Observational Studies

There are two types of studies, observational studies and clinical trials.

 Observational Study

These can be divided in three groups:

  1. Cross sectional study
  2. Case control study
  3. Cohort study

Cross Sectional (Prevalence) Study

A cross sectional study is also called a prevalence study. It is performed on the population that has survived. Therefore, it is prone to selection bias. Cross sectional studies are often performed in epidemiology and can be helpful in trying to establish causes for disease. For example the relation between smoking and lung cancer can be established with a cross sectional study.

Case Control Study

A case control study is usually a retrospective study. Patients are selected by past exposure of a risk factor and compared to a group that has not been exposed to this risk factor. Again, being retrospective, this type of study is prone to selection bias. Advantages of case control studies are that they are cheap, quick and easy to perform. For example, suppose we suspect that smoking adversely affects fracture healing. From our records, we could identify a group of patients with tibial fractures and determine whether fracture healing is prolonged in patients who smoke. It can be difficult selecting an appropriate control group that is similar in all but the risk factor.

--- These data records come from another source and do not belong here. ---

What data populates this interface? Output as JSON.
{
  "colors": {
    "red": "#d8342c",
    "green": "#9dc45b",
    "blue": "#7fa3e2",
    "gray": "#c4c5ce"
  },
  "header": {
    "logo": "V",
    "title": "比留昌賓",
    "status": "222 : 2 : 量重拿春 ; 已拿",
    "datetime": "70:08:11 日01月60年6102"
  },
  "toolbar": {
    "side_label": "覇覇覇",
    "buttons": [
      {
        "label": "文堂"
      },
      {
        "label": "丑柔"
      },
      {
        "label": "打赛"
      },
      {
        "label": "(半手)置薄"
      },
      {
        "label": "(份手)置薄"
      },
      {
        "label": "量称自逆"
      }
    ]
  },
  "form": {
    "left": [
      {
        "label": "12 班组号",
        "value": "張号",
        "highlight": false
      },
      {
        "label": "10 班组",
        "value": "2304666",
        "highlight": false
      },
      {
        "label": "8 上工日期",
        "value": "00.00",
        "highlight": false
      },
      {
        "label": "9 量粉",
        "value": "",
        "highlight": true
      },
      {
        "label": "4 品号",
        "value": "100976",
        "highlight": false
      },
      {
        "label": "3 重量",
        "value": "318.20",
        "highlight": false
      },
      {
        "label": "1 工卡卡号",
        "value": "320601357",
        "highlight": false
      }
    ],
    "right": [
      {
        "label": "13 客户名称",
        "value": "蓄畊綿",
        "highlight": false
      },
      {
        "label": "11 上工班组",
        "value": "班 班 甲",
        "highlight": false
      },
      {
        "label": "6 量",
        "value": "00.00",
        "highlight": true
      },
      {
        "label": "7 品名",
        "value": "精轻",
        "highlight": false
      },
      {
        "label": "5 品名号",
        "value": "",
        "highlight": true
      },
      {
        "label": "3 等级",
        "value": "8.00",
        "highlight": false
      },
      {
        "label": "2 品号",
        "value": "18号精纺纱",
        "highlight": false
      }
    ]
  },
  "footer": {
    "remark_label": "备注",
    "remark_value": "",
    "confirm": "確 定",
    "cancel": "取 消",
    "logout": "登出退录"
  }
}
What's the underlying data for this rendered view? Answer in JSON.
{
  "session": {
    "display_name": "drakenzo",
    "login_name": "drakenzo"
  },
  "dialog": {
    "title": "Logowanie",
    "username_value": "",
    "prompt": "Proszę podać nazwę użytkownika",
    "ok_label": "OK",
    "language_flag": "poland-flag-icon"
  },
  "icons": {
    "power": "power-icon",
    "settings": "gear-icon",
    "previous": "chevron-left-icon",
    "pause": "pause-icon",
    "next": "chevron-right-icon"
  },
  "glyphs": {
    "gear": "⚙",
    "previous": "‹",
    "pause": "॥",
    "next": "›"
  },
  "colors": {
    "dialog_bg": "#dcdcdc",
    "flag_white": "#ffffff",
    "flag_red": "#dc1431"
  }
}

An alternative case control study is where we try to match a control to each patient in the study group. The control will be similar in all (age, sex etc) but the past expose to the risk factor. This is called a case matched study. In this type of study, the control group is more comparable to the study group.

Cohort Study

A cohort study is usually prospective in design. A group of patients, who have been exposed to a risk factor, are followed in time and the outcome is observed. Clearly, compared to a case control study, a cohort study is more difficult to do and more time consuming. It also involves considerable administration. Another problem with cohort studies is that there is bias due to patients lost to follow up. An advantage is that the design is prospective and clearly the weight of evidence is greater as compared to a case control study. For example, a cohort study could be performed on patients who had a hip replacement, were the outcome is followed over time.